Employee benefits at ₹10.37 Cr is the single largest expense line, equivalent to 2.5x the revenue earned in the same period. The audit does not disclose headcount; ₹10.37 Cr over 9 months at a year-zero startup is consistent with a substantial founding team and supporting product, technology, and operations functions. The cost base is being built ahead of the revenue ramp, which is the standard funding-led operating pattern for institutional-seed companies.
Other expenses at ₹6.68 Cr capture logistics, technology infrastructure, rent on cloud-kitchen and central facilities, professional fees, and other operating costs. At 165% of revenue during the stub period, this line is also disproportionate to current revenue, consistent with the build-ahead-of-revenue pattern.
The negative gross margin is the central forward variable; the audit shows the cost, not the inversion timeline
The audit captures expense lines for the stub period. It does not directly disclose unit-economics measures (cost per order, average order value, contribution margin per kitchen, delivery cost per order). The implied -42% gross margin is the most consequential signal in the stub-period audit.
In a quick-commerce launch, negative gross margin can occur at low order density, but it remains the central unit-economics risk. The forward question is whether the margin inverts as order density grows. Three movements typically drive inversion: rising average order value (more items per order absorb fixed kitchen and delivery costs); higher kitchen utilisation (the same fixed-cost base produces more units of output); and discount compression (introductory pricing rolls back as the customer base solidifies).
The audit does not disclose kitchen count, order volume, average order value, delivery distance, or repeat-order frequency. These are precisely the operational metrics that determine whether the negative gross margin can invert. Without them, the audit can describe the cost structure but cannot forecast its trajectory.
What the audit supports clearly: the FY25 stub period operated at negative gross margin. What it does not conclusively prove is the trajectory of that margin over the next 12-24 months. If the gross margin inverts as scale grows, the operating loss compresses naturally even with rising absolute costs. If the gross margin stays negative or worsens (more discounting required to maintain growth), the burn rate scales linearly with revenue, accelerating the cash drawdown.

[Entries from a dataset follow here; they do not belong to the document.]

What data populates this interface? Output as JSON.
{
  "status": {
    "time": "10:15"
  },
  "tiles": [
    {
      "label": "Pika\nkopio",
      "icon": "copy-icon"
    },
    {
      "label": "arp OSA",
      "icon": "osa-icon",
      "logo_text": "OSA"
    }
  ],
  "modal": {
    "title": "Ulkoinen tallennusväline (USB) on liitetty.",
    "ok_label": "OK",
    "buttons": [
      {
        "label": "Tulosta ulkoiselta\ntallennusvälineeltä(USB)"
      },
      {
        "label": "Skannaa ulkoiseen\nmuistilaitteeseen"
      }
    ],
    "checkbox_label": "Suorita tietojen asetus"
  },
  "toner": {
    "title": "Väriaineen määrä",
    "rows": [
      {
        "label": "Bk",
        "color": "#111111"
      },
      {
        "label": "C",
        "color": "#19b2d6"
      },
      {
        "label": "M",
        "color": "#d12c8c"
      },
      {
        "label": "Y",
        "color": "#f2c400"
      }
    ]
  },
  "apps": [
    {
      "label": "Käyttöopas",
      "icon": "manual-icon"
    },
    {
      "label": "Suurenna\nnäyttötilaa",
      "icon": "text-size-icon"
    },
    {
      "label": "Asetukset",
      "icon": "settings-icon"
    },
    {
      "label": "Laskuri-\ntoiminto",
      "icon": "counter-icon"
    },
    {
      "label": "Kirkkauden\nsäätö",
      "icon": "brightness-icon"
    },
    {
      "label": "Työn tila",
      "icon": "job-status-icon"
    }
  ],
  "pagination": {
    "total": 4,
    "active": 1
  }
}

The next audited period will provide the first data point on whether the unit-economics trajectory is improving.
The Institutional Seed and the Runway
The board's report discloses the share allotments during the stub period. The named allottees and the instruments issued are summarised below.
| Allottee | Date | Instrument | Shares |
|---|---|---|---|
| Accel India VII (Mauritius) Ltd | 04 Oct 2024 | Private Placement | 10 Equity + 3,499 Seed CCPS |
| Better Industries Pte Ltd (Singapore) | 24 Dec 2024 | Private Placement | 20 Seed CCPS |
| Goteti Anikkumar | 24 Dec 2024 | Private Placement | 19 Seed CCPS |
| Karan Arora | 24 Dec 2024 | Private Placement | 6 Seed CCPS |
| Karthik Gurumurthy | 24 Dec 2024 | Private Placement | 6 Seed CCPS |
| Total | Stub period FY25 | Combined | 10 Equity + 3,550 Seed CCPS |
Share allotments during the stub period 8 July 2024 to 31 March 2025, per the board's report. Implied seed-round size approximately ₹138.55 Cr based on the equity reconciliation; the audit does not separately disclose per-share issue price or round details in the standalone summary.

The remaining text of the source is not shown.